In 2013, Belém et al. (30) evaluated the performance of digital radiographs with filters (negative, sharpened, and both) in the diagnosis of proximal caries lesions, using the Digora-Optime digital system. They concluded that images with a Sharpen filter showed better performance.

The present study evaluated the use of three different filters of the VistaScan digital system, Caries 1, Caries 2 and Fine. The Fine filter showed better sensitivity and accuracy values, but lower specificity than the Caries 1 filter. The Caries 2 filter showed lower specificity and accuracy values. The high specificity presented by the Caries 1 filter can prevent unnecessary procedures in the clinical setting.
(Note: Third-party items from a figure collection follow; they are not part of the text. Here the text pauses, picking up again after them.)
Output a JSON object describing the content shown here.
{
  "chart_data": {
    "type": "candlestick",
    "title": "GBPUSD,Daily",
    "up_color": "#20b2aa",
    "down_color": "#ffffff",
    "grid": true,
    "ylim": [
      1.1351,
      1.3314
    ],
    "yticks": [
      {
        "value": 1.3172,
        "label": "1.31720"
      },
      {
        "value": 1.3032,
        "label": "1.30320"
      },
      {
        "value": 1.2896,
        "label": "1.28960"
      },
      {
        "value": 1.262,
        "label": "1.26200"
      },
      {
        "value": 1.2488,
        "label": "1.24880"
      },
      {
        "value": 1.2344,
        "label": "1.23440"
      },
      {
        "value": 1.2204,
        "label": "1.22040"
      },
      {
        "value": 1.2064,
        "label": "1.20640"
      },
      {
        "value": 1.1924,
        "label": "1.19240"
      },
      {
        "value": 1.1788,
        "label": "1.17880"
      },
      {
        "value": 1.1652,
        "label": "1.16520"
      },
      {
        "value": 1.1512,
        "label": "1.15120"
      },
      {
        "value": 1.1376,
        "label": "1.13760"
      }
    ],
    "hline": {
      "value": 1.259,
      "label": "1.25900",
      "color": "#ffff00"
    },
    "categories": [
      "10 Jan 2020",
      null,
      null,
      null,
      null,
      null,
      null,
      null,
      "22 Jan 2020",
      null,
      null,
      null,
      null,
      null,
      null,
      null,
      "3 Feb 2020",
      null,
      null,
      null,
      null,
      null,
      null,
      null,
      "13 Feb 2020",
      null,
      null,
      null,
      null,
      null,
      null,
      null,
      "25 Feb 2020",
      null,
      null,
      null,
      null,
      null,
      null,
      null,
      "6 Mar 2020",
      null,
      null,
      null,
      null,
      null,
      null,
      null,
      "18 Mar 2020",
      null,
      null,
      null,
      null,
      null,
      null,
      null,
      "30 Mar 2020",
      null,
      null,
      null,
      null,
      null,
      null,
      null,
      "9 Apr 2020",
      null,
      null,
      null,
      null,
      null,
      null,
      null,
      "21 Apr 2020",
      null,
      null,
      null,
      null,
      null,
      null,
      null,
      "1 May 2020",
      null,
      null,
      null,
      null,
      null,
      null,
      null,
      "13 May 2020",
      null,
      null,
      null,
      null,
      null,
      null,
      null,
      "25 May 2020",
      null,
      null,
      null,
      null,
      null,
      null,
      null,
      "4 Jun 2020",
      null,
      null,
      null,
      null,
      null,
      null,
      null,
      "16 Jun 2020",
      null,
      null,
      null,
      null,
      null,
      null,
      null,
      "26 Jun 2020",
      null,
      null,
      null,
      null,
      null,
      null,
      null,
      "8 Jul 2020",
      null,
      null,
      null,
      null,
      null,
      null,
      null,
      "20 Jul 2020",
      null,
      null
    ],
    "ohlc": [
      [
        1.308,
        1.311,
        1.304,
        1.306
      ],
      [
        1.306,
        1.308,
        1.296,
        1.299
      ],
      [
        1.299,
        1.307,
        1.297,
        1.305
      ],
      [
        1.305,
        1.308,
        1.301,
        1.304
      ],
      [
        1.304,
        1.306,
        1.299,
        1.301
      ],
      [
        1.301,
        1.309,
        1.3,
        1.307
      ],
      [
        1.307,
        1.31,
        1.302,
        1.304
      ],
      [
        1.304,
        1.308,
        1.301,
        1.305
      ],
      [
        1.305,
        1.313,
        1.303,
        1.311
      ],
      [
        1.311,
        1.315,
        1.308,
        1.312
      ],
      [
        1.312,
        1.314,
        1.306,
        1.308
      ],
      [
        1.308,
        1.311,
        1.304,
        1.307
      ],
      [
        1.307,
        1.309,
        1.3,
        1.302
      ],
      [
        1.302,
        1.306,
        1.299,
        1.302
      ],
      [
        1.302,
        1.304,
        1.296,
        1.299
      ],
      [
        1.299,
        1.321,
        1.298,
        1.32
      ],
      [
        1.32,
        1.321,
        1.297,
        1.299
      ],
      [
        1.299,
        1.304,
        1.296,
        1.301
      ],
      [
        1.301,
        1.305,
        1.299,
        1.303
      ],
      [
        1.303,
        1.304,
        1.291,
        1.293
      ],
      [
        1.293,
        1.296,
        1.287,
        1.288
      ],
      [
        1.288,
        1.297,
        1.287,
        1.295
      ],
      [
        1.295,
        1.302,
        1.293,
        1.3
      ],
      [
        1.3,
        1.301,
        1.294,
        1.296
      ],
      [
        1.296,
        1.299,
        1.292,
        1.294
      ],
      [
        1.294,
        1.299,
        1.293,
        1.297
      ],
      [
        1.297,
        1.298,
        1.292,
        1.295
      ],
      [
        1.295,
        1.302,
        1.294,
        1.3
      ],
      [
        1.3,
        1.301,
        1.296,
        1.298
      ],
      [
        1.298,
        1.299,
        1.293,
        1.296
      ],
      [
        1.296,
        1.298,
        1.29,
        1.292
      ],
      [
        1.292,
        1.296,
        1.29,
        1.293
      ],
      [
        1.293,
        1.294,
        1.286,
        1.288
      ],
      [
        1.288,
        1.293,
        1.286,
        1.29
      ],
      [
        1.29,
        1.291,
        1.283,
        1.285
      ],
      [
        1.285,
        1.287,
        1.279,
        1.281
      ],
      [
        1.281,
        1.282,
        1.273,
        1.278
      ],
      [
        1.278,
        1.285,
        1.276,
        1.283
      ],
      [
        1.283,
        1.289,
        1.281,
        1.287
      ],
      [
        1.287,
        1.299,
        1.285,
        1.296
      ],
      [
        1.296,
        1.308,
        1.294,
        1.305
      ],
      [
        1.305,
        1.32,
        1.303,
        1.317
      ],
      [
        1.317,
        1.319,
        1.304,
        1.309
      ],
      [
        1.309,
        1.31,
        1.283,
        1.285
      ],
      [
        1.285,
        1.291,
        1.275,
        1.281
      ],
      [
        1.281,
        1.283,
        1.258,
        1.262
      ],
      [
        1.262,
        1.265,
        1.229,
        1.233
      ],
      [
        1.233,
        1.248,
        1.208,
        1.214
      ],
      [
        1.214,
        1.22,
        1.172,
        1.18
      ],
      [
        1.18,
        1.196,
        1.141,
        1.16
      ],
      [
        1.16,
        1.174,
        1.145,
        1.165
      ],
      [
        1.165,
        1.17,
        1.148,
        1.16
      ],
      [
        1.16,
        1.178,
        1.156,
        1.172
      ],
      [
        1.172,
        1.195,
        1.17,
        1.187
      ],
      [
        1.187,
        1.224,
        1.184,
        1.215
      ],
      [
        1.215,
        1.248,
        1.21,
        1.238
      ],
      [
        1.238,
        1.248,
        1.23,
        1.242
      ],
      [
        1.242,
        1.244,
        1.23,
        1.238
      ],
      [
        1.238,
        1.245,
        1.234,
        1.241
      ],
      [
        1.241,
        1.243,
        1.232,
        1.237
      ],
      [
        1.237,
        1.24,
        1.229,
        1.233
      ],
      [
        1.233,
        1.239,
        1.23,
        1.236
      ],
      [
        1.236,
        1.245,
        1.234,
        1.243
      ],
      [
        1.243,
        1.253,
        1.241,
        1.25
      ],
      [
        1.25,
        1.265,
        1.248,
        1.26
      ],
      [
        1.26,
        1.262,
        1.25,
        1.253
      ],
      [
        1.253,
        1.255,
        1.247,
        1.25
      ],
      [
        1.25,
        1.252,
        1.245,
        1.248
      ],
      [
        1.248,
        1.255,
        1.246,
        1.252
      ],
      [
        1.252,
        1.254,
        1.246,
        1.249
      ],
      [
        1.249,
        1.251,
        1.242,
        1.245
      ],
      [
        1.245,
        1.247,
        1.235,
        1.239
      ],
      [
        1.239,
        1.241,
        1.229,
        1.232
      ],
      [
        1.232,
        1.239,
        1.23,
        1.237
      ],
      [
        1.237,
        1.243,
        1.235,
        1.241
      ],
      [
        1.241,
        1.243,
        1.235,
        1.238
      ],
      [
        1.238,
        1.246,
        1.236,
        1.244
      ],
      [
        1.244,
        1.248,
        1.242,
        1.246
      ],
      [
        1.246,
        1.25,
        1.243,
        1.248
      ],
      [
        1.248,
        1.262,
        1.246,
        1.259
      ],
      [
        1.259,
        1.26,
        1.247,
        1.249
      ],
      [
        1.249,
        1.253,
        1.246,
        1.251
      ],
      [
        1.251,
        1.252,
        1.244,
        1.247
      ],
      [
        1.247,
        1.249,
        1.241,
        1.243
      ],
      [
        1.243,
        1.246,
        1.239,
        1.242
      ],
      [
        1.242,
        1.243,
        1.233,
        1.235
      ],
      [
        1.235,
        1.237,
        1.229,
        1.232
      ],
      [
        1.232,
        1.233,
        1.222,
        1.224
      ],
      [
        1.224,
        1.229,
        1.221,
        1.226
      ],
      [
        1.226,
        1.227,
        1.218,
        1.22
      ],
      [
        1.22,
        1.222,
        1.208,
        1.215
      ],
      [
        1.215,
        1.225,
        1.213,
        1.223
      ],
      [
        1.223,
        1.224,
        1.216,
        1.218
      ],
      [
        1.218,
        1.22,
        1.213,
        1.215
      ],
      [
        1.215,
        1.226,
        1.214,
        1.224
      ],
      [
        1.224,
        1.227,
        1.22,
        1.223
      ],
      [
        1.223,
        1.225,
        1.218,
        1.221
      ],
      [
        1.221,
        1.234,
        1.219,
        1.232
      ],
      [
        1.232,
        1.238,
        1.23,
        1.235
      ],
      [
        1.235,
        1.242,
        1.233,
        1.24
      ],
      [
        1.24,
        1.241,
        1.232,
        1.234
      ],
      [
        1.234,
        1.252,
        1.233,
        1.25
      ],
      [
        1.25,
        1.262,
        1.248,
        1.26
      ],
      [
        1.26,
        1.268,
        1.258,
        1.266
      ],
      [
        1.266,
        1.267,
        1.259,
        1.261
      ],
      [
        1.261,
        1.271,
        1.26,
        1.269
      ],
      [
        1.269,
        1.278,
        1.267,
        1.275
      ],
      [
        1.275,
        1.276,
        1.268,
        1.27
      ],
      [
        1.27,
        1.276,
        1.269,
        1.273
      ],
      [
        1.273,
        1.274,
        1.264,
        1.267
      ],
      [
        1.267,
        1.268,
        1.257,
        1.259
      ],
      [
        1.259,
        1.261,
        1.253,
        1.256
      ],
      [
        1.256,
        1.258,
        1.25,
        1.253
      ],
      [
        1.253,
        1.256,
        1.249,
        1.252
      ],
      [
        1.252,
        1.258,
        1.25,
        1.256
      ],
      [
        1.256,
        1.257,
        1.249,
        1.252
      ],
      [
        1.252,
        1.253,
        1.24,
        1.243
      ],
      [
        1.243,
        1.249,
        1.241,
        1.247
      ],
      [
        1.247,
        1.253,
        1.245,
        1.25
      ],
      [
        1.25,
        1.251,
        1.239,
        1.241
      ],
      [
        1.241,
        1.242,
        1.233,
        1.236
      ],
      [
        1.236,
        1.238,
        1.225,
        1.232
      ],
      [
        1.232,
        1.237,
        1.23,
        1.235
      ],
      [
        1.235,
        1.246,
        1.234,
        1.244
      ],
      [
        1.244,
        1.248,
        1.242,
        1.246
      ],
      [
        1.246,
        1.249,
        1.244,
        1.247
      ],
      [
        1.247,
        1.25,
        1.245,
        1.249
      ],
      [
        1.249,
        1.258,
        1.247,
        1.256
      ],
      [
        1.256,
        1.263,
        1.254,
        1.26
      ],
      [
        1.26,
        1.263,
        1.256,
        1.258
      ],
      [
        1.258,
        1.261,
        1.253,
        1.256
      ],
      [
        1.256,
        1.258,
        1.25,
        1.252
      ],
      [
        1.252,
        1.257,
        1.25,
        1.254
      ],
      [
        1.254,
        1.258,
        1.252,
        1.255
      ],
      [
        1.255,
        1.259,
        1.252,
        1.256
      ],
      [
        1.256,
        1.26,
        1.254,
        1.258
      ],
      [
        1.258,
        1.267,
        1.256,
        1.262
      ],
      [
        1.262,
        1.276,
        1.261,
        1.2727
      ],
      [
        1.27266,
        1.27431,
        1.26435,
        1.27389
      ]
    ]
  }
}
In a similar study, Haiter-Neto et al. (2009) (9) achieved similar results for the Fine filter in terms of sensitivity and accuracy and also described lower values for the Caries 2 filter. Thus, the use of the Fine filter can be recommended for the diagnosis of proximal carious lesions and the use of the Caries 2 filter should be avoided.

Conclusions

According to our results, it is concluded that the time of demineralization interferes with the diagnostic capacity of carious lesions. Despite the lack of statistically significant differences in the variation of parameters, exposure time, resolution, and use of filters, it is recommended to use an exposure time of 0.2 s, to scan phosphor plates with 25lp and use Fine filters to achieve better diagnostic accuracy. It is also recommended to use the Caries 1 filter to improve specificity and prevent unnecessary procedures in the clinical setting.